W podobnym tonie komentuje sprawę "Frankfurter Allgemeine Zeitung". "Putin będzie eskalował sytuację tak długo, jak pozwalamy mu snuć mrzonki o wielkorosyjskim mocarstwie. Przestanie wtedy, gdy uzna, że aneksja większych połaci ziemi jest niemożliwa.
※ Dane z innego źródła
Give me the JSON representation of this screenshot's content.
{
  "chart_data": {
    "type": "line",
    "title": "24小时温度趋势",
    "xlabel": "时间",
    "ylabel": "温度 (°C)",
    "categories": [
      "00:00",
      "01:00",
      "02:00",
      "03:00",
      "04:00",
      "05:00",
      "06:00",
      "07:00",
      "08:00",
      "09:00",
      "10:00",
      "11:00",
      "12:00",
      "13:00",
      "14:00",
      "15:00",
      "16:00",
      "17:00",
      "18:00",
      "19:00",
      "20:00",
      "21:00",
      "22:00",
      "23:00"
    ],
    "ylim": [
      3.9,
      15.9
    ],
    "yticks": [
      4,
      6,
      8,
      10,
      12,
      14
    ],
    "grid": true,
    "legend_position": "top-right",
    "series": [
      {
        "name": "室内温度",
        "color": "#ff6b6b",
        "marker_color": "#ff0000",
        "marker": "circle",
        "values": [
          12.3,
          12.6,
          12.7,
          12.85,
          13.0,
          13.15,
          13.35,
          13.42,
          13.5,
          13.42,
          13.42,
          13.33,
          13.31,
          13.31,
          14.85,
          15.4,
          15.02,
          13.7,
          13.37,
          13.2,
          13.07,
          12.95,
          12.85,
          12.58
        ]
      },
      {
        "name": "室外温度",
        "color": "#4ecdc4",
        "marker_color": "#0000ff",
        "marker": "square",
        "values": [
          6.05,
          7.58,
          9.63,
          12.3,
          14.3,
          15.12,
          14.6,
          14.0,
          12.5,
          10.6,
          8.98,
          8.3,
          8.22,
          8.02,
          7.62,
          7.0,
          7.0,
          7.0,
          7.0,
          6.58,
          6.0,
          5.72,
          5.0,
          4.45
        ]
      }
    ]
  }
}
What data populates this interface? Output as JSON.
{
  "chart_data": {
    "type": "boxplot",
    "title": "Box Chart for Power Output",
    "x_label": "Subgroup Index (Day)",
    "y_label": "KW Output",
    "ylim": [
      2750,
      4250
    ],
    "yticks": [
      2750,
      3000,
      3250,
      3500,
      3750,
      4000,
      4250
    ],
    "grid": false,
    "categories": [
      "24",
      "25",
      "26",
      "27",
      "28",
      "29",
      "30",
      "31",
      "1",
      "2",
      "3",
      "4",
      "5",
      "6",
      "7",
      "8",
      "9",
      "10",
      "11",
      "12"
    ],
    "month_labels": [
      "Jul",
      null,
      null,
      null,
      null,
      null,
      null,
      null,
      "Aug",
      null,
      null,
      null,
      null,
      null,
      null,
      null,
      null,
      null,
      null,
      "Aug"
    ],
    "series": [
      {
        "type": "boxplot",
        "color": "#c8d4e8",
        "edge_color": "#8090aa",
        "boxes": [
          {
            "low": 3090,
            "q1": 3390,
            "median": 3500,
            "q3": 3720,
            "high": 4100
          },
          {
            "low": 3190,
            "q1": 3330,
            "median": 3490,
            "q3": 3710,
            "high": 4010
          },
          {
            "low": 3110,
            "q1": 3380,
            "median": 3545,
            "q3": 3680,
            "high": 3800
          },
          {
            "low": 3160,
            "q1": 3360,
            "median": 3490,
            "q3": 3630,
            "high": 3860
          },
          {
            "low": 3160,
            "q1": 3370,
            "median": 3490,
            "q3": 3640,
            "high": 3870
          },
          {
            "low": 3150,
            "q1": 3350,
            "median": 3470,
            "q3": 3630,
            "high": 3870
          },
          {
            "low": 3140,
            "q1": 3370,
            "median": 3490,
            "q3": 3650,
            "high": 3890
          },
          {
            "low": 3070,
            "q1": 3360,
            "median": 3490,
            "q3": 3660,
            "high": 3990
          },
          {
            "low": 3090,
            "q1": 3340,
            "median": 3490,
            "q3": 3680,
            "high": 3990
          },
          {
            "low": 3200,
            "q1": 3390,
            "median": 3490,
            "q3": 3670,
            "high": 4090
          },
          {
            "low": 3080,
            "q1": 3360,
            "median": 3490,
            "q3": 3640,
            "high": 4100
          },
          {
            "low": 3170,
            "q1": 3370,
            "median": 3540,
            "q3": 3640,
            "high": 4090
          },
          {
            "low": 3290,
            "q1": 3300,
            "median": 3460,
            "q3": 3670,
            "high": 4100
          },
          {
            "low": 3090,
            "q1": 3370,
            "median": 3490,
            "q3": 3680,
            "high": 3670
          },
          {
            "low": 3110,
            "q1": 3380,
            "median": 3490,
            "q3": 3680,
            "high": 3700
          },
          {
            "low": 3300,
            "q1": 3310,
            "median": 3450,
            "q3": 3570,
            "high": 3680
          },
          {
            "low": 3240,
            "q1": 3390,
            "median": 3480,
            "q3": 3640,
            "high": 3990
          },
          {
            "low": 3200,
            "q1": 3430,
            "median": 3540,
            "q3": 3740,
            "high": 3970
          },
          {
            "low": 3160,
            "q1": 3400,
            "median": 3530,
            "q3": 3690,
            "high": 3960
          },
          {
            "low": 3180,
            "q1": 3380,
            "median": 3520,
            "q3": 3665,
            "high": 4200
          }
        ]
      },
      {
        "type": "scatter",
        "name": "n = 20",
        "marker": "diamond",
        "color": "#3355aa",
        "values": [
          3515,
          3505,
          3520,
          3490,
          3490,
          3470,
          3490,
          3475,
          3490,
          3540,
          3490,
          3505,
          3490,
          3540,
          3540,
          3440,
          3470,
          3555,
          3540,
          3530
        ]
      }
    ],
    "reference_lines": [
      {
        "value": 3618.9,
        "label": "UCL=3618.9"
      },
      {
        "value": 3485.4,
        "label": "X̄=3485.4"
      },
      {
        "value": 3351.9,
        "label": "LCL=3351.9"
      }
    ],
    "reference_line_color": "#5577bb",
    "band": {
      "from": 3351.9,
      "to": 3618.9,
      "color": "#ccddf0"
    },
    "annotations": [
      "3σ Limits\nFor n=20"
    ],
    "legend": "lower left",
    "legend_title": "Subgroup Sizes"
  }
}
Ukraina musi otrzymać te czołgi" - napisał dziennik.

Inne media uważają, że dostarczenie Ukrainie Leopardów bez zgody Olafa Scholza byłoby "bezprecedensowym afrontem". Dziennik "Die Welt" przypomniał o nieużyteczności niektórych czołgów, dodając, że Warszawa i tak nie wymusi na Berlinie decyzji, które zależą od konsultacji z USA. Wczoraj jednak wicekanclerz Niemiec Robert Habeck zapewnił, że Polacy mają w tej sprawie zielone światło.

Kolejne decyzje, dotyczące dalszego wsparcia militarnego dla Kijowa, mogą zapaść 20 stycznia podczas spotkania Grupy Kontaktowej do spraw Obronności Ukrainy w niemieckim Ramstein.